Die Schwänzerei nahm zu und er konnte nur noch durch Sozialarbeiter der Schule in die Schule bewegt werden. Das Zeugnis der 8. Klasse ist also ohne Bewertung. Ich nahm ihn dann von der Schule und in Zusammenarbeit mit dem Jug. Amt habe ich ihn in eine Schuleinrichtung bekommen mit Kleinklassen und Pädagogen. Auch dort nach 4 wöchiger Begeisterung fand mein Sohn die Schüler so schrecklich,und wieder ließ seine Begeisterung rapide nach. Seit dieser Zeit hat mein Sohn einen Steam-Account. Das bisschen Taschengeld landet nur dort. Er macht nichts mehr mit mir. Er hat keine Freunde. Nur Online. Jeden Tag schreit er in dieses Headset wie verrückt und oftmals bis in die Nacht. Er spielt LOL, Minecraft,Counter Strike, Battlefield, Call of Duty und was weiß ich was alles für Spiele. Es muß auch immer wieder ein Neues her. Er hat keine Wünsche nur was den PC- anbelangt. Neue Karte, neues Motherboard etc. Außerdem wenn er nicht spielt gibt es youtube mit Grongh etc Lets plays ( schreibt man das so?) Diese sind ihm ebenso wichtig, Le Floyd und Co von immenser Wichtigkeit wie auch der TV.
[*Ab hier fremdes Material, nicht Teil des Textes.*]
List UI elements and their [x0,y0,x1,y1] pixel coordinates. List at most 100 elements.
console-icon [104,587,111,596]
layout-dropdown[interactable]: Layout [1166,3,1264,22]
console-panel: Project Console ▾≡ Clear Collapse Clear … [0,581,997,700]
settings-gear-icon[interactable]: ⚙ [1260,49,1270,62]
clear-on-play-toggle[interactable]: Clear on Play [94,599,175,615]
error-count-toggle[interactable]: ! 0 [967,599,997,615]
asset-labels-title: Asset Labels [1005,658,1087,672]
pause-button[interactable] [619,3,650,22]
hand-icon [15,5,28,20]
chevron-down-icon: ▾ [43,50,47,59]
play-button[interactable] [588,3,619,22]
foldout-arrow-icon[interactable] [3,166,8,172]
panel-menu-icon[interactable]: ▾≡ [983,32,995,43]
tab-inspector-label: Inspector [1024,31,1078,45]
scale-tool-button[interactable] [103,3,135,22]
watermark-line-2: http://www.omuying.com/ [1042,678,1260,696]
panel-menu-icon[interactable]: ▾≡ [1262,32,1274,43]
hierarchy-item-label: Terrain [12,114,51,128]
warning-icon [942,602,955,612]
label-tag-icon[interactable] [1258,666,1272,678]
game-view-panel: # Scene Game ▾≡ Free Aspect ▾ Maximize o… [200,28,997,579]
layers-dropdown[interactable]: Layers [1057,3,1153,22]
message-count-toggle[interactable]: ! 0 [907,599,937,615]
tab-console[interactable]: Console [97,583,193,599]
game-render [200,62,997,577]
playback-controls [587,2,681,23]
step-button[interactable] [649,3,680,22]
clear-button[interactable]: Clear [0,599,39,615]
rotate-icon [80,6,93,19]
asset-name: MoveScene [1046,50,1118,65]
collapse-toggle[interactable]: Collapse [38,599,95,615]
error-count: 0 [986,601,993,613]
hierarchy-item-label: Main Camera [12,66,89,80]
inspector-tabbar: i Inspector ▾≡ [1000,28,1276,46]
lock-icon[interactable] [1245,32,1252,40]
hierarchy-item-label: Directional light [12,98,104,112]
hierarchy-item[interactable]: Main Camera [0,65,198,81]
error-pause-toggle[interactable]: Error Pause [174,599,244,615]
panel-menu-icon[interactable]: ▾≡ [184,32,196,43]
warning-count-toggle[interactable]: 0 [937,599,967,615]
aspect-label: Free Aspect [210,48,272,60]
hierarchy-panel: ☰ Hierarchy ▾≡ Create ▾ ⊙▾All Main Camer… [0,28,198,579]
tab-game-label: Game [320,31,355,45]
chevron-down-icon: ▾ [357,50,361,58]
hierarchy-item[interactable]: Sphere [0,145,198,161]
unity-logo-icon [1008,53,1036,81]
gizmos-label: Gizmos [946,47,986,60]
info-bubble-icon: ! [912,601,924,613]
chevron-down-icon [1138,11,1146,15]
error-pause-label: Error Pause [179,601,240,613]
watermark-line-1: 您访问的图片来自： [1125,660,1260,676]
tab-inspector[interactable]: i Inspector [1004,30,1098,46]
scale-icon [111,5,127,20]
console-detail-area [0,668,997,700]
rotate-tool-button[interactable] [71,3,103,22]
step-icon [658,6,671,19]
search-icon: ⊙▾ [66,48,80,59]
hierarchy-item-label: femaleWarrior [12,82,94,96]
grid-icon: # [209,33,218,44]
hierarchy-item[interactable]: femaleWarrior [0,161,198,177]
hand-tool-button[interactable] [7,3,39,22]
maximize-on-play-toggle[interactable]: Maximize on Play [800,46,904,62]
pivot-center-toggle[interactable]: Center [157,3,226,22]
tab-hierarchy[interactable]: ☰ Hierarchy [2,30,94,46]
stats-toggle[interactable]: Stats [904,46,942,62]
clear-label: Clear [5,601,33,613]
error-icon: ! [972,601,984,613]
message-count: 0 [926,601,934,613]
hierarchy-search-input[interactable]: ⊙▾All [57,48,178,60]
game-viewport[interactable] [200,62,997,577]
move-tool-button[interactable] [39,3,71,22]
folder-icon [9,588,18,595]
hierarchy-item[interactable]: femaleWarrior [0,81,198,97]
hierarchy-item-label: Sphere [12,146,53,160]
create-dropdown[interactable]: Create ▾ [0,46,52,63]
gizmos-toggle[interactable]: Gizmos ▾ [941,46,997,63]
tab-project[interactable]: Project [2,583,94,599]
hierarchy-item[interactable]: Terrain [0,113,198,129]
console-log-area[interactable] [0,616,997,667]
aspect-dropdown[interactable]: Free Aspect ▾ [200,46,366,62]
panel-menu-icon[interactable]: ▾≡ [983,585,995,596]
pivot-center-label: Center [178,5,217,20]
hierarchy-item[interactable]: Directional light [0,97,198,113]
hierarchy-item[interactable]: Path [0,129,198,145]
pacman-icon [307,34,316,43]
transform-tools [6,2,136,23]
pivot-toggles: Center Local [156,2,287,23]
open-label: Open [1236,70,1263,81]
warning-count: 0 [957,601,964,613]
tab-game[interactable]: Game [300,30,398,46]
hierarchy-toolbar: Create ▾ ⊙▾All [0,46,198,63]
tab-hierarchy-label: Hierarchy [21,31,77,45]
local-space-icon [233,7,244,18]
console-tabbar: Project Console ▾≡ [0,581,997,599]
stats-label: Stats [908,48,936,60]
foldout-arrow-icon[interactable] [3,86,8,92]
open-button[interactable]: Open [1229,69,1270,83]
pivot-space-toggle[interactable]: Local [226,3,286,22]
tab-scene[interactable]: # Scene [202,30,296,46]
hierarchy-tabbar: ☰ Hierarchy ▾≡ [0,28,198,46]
Seit 2 Monaten geht er überhaupt nicht mehr in die Schule. Mit der bin ich aber noch in Verbindung. Das allerschlimmste ist aber, dass sich die Situation hier massiv zugespitzt hat. Mein Sohn (der eigentlich sehr sensibel und sehr lieb sein kann) tut nichts außer mich angreifen. Vor ca. 1 Jahr zog ich das Kabel hier raus, weil er nicht aufhören wollte, da gab es das erste Gerangel hier. Mittlerweile geht er auf mich los, nimmt mich an den Handgelenken etcschubst mich aus seinem Zimmer und beschimpft mich mit den allerschlimmsten Schimpfwörtern.

Ich war jetzt in einer Online-Suchtberatungsstelle und dort riet man mir ....ich muß meinem Sohn den Leidensdruck erzeugen! Er hat keinen Leidensdruck denn ihm geht es bei mir gut. Das habe ich verstanden. Auch verstehe ich (erst jetzt) meine falsch verstandene Liebe, ihn mit allem zu unterstützen und ihm zu ermöglichen was geht. Wir hatten ja immer wenig Geld und somit konnte ich damit wenigstens was Schönes bieten. Wie falsch von mir.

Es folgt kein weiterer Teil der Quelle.